Document L1B states that the total glazing of an extension should not exceed 25% of its floor area. However, there are alternative routes to meeting the regs if you want to exceed that threshold. For this, building control may ask for a substantial glazing calculation. This compares your proposed extension to a notional calculation were your project to stick to 25% glazing and U-values for the extension’s fabric that just meet the Building Regulations.
If the total CO2 (kg per year) emissions for your proposed project improves on the notional calculation, the extension is deemed to have passed. So, upgrading the U-values of the fabric of the extension (solid walls, roofs etc) to exceed Building Regulations is a great way to maximise your chances of approval, because this will balance out the larger amount of glazing.

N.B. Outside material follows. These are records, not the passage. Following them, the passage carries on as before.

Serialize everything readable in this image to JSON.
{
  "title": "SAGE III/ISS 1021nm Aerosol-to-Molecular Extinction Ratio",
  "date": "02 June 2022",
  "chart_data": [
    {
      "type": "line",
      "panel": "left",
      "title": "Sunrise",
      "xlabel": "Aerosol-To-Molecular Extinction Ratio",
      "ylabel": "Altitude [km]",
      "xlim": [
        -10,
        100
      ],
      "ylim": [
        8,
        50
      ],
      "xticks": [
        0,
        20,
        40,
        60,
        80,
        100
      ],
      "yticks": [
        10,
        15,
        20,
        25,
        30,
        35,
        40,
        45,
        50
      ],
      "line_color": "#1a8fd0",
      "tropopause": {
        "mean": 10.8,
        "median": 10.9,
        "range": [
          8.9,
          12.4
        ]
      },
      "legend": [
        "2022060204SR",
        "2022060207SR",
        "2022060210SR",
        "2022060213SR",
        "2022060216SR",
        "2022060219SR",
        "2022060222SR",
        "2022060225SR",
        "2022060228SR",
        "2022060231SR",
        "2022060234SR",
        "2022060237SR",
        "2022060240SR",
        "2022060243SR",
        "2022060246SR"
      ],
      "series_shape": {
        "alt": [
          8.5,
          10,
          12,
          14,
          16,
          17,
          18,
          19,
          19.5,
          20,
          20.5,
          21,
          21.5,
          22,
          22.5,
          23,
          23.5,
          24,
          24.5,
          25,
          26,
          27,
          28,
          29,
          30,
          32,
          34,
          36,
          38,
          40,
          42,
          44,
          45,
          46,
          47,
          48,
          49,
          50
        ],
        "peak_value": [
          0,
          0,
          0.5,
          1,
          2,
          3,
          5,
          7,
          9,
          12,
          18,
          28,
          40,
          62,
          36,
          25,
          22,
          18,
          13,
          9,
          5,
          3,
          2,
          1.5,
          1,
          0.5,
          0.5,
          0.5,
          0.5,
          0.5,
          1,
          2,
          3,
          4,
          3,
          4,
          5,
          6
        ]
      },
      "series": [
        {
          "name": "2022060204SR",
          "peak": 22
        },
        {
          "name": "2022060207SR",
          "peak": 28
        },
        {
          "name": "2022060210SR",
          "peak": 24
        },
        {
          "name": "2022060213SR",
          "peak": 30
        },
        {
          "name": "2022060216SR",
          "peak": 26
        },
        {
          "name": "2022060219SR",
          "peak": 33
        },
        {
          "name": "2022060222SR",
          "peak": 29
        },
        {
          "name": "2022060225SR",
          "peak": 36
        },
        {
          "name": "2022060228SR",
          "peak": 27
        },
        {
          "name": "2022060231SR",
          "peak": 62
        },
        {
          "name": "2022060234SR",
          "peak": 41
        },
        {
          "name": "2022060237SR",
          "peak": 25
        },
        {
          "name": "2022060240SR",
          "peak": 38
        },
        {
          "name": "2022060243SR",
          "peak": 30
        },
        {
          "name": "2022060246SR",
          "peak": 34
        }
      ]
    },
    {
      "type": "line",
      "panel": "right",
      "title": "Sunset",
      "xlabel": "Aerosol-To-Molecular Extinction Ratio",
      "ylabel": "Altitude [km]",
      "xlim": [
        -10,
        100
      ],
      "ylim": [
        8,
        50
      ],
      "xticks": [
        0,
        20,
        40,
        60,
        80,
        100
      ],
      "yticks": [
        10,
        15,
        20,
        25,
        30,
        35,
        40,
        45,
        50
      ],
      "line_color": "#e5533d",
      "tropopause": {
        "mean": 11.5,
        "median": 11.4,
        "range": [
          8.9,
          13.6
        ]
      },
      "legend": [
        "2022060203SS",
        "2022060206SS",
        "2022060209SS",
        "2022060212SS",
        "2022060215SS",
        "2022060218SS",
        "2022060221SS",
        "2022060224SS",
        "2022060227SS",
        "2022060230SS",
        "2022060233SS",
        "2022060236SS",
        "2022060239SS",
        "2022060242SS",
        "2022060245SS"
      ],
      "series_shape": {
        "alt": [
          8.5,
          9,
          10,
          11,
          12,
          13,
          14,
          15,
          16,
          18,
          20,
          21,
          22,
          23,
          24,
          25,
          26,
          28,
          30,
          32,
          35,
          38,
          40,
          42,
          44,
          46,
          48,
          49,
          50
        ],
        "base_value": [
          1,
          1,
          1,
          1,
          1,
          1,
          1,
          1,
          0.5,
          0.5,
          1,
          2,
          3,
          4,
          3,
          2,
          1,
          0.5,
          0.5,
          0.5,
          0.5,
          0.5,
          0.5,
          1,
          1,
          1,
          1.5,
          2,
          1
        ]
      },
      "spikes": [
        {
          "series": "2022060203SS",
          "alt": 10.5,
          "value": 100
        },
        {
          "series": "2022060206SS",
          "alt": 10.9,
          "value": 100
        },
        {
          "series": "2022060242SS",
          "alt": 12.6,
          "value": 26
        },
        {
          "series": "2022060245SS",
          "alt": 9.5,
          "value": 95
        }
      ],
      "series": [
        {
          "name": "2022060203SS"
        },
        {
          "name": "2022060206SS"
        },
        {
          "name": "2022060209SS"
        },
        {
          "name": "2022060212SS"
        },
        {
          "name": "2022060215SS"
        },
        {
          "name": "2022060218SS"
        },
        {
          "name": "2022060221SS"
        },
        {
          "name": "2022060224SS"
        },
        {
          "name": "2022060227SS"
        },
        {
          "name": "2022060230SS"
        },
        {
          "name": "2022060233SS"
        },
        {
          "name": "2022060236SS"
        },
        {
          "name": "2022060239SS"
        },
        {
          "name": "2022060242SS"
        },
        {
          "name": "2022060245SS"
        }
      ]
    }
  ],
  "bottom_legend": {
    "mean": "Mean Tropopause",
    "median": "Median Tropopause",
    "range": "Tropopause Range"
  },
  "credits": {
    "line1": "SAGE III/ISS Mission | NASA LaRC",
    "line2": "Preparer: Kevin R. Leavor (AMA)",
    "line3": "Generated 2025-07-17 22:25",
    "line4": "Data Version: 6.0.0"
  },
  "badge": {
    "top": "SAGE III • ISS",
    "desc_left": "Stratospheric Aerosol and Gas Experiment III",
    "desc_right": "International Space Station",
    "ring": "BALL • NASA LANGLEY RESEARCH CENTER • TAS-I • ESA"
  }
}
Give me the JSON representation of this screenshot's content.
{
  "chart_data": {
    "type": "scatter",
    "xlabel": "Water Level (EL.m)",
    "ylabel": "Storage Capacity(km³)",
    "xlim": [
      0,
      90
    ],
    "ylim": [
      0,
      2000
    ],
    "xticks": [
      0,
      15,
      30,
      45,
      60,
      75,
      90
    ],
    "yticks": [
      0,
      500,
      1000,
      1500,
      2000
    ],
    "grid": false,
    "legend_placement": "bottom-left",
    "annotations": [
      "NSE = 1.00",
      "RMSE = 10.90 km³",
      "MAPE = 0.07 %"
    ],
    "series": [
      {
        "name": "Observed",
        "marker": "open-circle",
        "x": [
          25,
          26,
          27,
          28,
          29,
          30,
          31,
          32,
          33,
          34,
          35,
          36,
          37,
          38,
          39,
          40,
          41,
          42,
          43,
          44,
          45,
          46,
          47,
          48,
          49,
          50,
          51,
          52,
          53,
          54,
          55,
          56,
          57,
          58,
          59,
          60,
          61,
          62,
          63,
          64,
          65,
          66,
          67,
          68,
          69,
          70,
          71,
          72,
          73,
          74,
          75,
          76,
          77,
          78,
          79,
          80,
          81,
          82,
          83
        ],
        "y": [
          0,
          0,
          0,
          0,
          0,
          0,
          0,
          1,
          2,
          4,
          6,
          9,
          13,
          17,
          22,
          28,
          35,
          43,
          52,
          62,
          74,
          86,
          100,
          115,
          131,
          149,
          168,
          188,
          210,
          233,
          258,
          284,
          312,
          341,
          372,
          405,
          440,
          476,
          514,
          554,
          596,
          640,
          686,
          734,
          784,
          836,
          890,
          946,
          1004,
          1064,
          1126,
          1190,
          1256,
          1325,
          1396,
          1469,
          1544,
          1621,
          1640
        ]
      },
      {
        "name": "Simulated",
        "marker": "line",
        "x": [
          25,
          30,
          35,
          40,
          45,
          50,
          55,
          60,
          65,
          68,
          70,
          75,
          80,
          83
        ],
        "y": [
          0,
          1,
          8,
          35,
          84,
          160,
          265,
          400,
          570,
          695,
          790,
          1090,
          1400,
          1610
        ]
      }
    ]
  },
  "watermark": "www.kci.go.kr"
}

Generally, a SAP is a desktop exercise, and we rely on the client (whether a homeowner or an architect) to provide us with the plans, photos and other information to be able to conduct the calculations. A qualified SAP assessor will be able to guide you through the project and answer any questions you might have. At the end of the day, we’re committed to ensuring good and sustainable building practices.
A top-floor flat was turned into a duplex in this project by Mitchell + Corti Architects. The team extended into the attic, creating bedrooms on the existing floor and a living space above.
The project features larger amounts of glazing than you might find in your typical loft conversion – with big rooflights supplementing the upright windows in the new mansard roof.
As the footprint is not quite set at a right angle, some of the rooflights have been made in bespoke, irregular shapes to fit in with the plan.
This breakfast-room extension to a property in Oxfordshire required careful specification. The owner wanted to bring in lots of light, but because the house is in a conservation area, the local planners were very strict on what they would accept.
The Rooflight Company’s Conservation rooflight was specified because of its flush-fitting, low-profile design and glazing bars that mimic traditional proportions in a contemporary way.